La réponse à une question

L’univers, le mystère, se glissent à chaque instant dans les propos du musicien et se manifestent dans la création de cet album. Le jour où Rosenwinkel est président d’une compétition de guitare du Festival de Montreux, le jeune guitariste brésilien qui remporte le concours s’appelle Pedro Martins. Le prix était un tutorat de quelques jours, l’un avec l’autre. Les artistes jouent décidément d’autres instruments que ceux qui étiquettent leur passage sur scène. C’est donc au piano que Rosenwinkel entend Martins jouer une de ses compositions inédites de Caipi, que personne n’est supposées connaître, ou seulement des amis intimes. « Vous avez traqué mon ordinateur ? » La surprise est assez forte. Par un jeu de circonstances incroyables, Rosenwinkel avait enregistré au Brésil des chansons de l’album et laissé une cassette que Pedro Martins, âgé de 15 ans, a entendu un jour. Envouté par la chanson, « Il a médité sur Caipi pendant huit années et cela a fait partie de son développement », dit Rosenwinkel.
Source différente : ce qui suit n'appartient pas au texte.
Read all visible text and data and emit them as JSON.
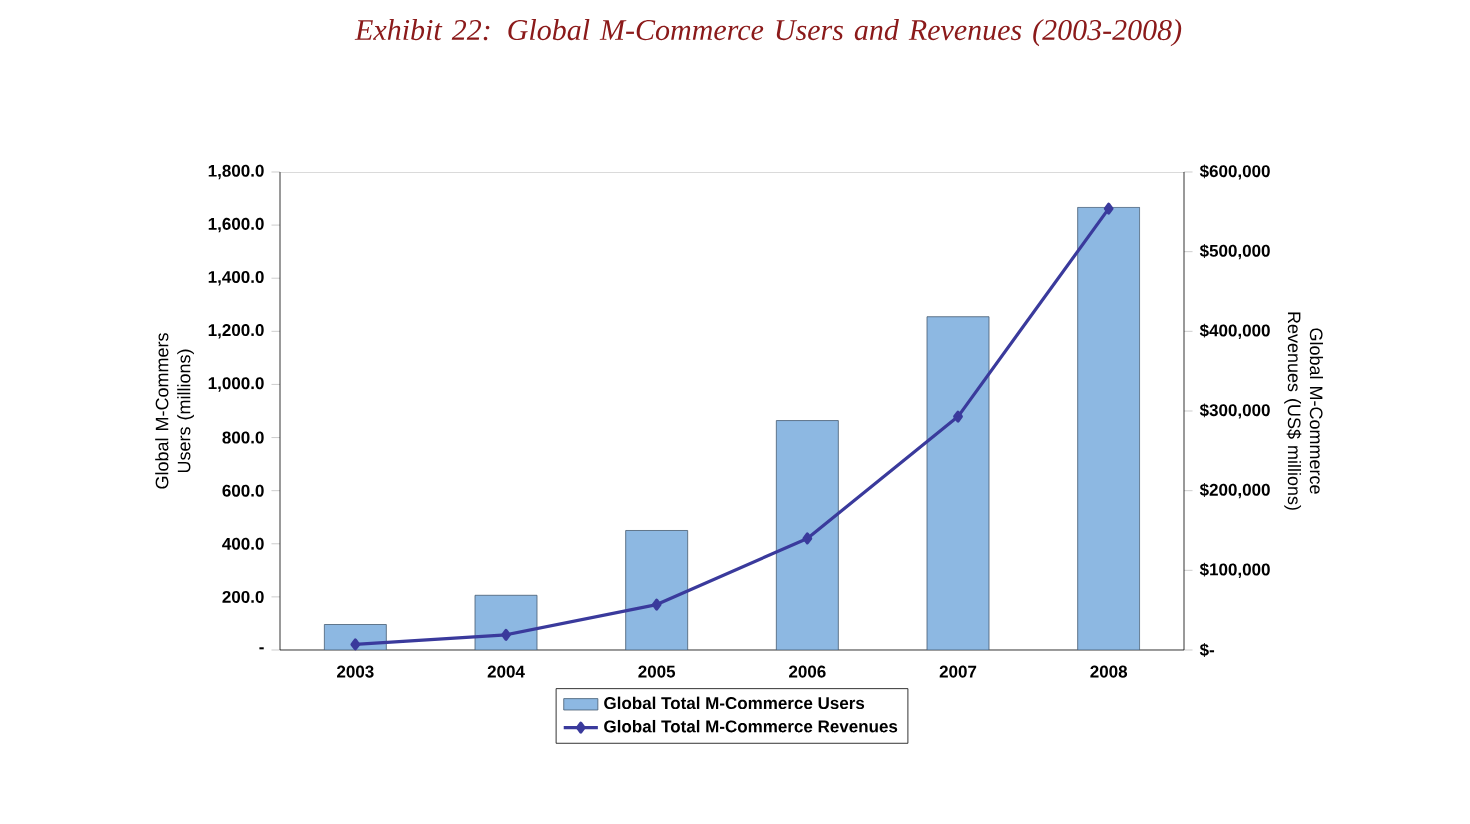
{
  "chart_data": {
    "type": "bar",
    "title": "Exhibit 22:  Global M-Commerce Users and Revenues (2003-2008)",
    "ylabel": "Global M-Commers Users (millions)",
    "y2label": "Global M-Commerce Revenues (US$ millions)",
    "categories": [
      "2003",
      "2004",
      "2005",
      "2006",
      "2007",
      "2008"
    ],
    "series": [
      {
        "name": "Global Total M-Commerce Users",
        "color": "#8db8e2",
        "values": [
          96,
          206,
          450,
          864,
          1255,
          1667
        ]
      },
      {
        "name": "Global Total M-Commerce Revenues",
        "type": "line",
        "axis": "y2",
        "color": "#3a3a9c",
        "marker": "diamond",
        "values": [
          7000,
          19000,
          57000,
          140000,
          293000,
          554000
        ]
      }
    ],
    "ylim": [
      0,
      1800
    ],
    "yticks": [
      {
        "value": 0,
        "label": "-"
      },
      {
        "value": 200,
        "label": "200.0"
      },
      {
        "value": 400,
        "label": "400.0"
      },
      {
        "value": 600,
        "label": "600.0"
      },
      {
        "value": 800,
        "label": "800.0"
      },
      {
        "value": 1000,
        "label": "1,000.0"
      },
      {
        "value": 1200,
        "label": "1,200.0"
      },
      {
        "value": 1400,
        "label": "1,400.0"
      },
      {
        "value": 1600,
        "label": "1,600.0"
      },
      {
        "value": 1800,
        "label": "1,800.0"
      }
    ],
    "y2lim": [
      0,
      600000
    ],
    "y2ticks": [
      {
        "value": 0,
        "label": "$-"
      },
      {
        "value": 100000,
        "label": "$100,000"
      },
      {
        "value": 200000,
        "label": "$200,000"
      },
      {
        "value": 300000,
        "label": "$300,000"
      },
      {
        "value": 400000,
        "label": "$400,000"
      },
      {
        "value": 500000,
        "label": "$500,000"
      },
      {
        "value": 600000,
        "label": "$600,000"
      }
    ],
    "legend": "bottom"
  }
}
Quand il lui a demandé s’il pouvait chanter, Martins s’est exécuté. « Sa voix, c’était le dernier morceau du puzzle ».

Boisson forte

De cette musique commencée des années auparavant et qui butait sur un manque, la suite n’était qu’une question de jours, parce que tout prenait sa place, des mouvement plus pop aux solos de batterie ou de guitare, des voix, jusqu’aux musiciens à inviter et ceux avec qui partir en tournée. « Je me sens béni d’avoir fait une telle expérience ». Kurt Rosenwinkel chante, Pedro Martins chante aussi sur de nombreux titres, dont « Kama », le deuxième dont le texte en portugais est dû à Armanda Brecker, qui elle-même prête sa voix sur « Little Dream », aux côtés d’Eric Clapton. Aux côtés du saxophoniste Mark Turner, ancien sideman de Rosenwinkel, elle chante sur « Casio Escher ». Turner est également présent sur « Ezra ». La boucle est infinie, fluide. Les textures de Caipi ne sont pas que brésiliennes, l’ambiance y est aussi urbaine, pacifique, profondément chaleureuse comme dans « Summer Song », quatrième titre de l’album. Chris Komer envoie l’envolée d’un cor sur le dernier morceau « Little b ». Les textes parlent d’unité, de peur à dépasser, d’amour, de lumière à chercher et trouver, de rêve. L’album est comme la boisson dont le titre s’inspire, assez enivrant, mais à consommer sans modération.